BlockBeats News, December 16 — The US November Non-Farm Payrolls report will be released today. The market generally expects only about 50,000 new jobs and forecasts the unemployment rate may rise to 4.4%–4.5%, indicating a generally weak tone. FOREX.com pointed out that any results below expectations could accelerate market pricing in the Federal Reserve’s next rate cut; Mitsubishi UFJ also warned that if both employment and unemployment rates worsen simultaneously, the dollar selling pressure could persist until the end of the year.

It is important to note that both this non-farm report and the upcoming CPI data are “incomplete data.” Due to the government shutdown, October’s unemployment rate was missing historically, parts of the CPI components could not be re-measured, and the household survey weights for November were forced to be adjusted. The official also acknowledged that short-term data variance is high.

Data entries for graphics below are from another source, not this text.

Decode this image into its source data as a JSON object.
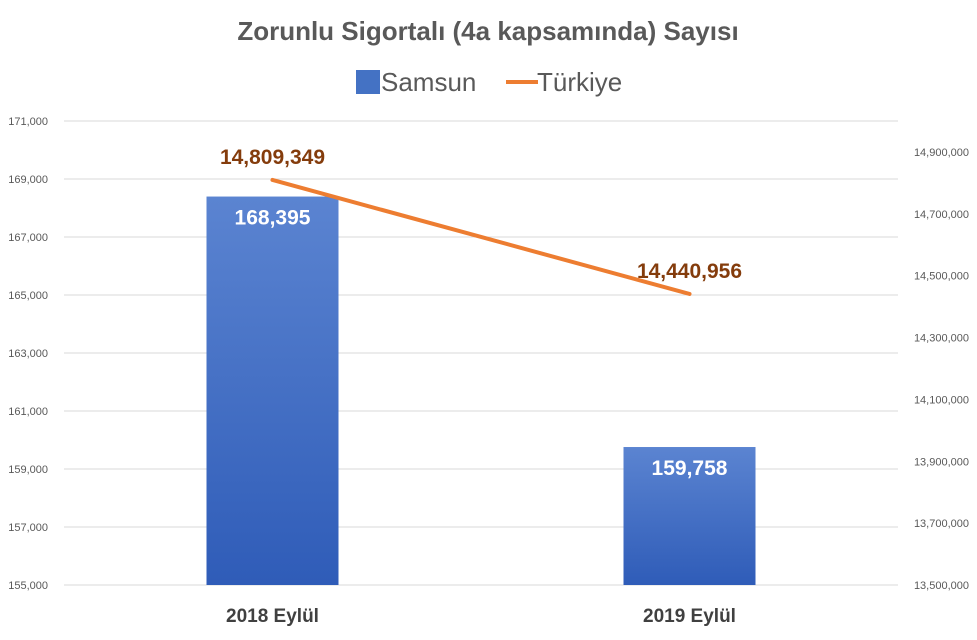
{
  "chart_data": {
    "type": "bar",
    "title": "Zorunlu Sigortalı (4a kapsamında) Sayısı",
    "categories": [
      "2018 Eylül",
      "2019 Eylül"
    ],
    "series": [
      {
        "name": "Samsun",
        "type": "bar",
        "axis": "left",
        "values": [
          168395,
          159758
        ],
        "labels": [
          "168,395",
          "159,758"
        ],
        "color": "#4472c4"
      },
      {
        "name": "Türkiye",
        "type": "line",
        "axis": "right",
        "values": [
          14809349,
          14440956
        ],
        "labels": [
          "14,809,349",
          "14,440,956"
        ],
        "color": "#ed7d31"
      }
    ],
    "y_left": {
      "min": 155000,
      "max": 171000,
      "ticks": [
        "155,000",
        "157,000",
        "159,000",
        "161,000",
        "163,000",
        "165,000",
        "167,000",
        "169,000",
        "171,000"
      ]
    },
    "y_right": {
      "min": 13500000,
      "max": 15000000,
      "ticks": [
        "13,500,000",
        "13,700,000",
        "13,900,000",
        "14,100,000",
        "14,300,000",
        "14,500,000",
        "14,700,000",
        "14,900,000"
      ]
    },
    "grid": true,
    "legend_position": "top"
  }
}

This means that the credibility of a single number decreases, and the market will be more inclined to trade on “policy expectation” and “risk sentiment changes” rather than on precise employment growth figures.

From a crypto market perspective, weak non-farm data combined with distorted data has a dual impact on risk assets: on one hand, the earlier rate cut expectations are beneficial for liquidity prospects and provide medium-term support for assets like BTC; on the other hand, increased data uncertainty could trigger short-term sharp fluctuations in interest rates, the dollar, and the crypto markets, making leveraged positions more vulnerable to liquidation.

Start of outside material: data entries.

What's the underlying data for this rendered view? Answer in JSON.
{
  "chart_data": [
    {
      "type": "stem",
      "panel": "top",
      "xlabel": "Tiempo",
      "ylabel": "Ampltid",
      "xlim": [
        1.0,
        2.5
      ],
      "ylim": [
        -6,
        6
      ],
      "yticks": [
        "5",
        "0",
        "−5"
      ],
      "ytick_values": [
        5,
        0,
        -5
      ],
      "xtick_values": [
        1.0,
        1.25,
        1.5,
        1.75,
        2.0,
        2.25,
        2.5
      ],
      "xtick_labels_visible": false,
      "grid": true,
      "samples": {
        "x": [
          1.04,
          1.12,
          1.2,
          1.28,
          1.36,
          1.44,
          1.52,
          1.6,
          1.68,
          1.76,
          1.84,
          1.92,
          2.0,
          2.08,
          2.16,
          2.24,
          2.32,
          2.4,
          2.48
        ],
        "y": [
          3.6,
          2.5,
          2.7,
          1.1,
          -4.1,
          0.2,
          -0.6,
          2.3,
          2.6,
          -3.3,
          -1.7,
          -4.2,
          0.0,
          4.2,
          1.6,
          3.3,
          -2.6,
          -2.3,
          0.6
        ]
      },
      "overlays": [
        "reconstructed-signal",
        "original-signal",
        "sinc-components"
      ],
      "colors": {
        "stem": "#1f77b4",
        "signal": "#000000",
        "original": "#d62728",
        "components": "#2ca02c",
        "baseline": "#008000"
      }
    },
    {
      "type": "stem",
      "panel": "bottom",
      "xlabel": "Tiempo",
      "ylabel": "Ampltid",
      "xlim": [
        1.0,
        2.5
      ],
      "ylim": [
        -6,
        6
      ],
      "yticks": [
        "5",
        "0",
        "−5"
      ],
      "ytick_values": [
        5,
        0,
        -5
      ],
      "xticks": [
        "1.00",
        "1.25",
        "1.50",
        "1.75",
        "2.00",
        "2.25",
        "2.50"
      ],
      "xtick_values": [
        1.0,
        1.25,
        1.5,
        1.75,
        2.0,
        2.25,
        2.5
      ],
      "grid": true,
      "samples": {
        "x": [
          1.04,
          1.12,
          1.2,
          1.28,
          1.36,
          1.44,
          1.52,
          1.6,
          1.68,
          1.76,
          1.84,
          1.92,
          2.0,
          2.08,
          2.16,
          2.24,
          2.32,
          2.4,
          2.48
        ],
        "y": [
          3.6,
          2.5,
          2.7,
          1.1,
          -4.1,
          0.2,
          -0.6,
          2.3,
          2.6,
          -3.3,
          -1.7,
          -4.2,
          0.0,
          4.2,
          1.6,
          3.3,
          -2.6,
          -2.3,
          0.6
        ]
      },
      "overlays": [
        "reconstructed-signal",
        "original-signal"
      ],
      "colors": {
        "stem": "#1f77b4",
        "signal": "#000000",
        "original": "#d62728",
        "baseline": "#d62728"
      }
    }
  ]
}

Bitunix analyst: During the “low credibility macro data” phase, the core market debate is not about whether the non-farm payrolls are good or bad, but whether they are enough to change the Federal Reserve’s policy narrative. The crypto market needs to be alert to liquidity cleansing and high-volatility conditions before and after the event, with a focus on whether capital is leveraging macro uncertainties to de-leverage and re-price.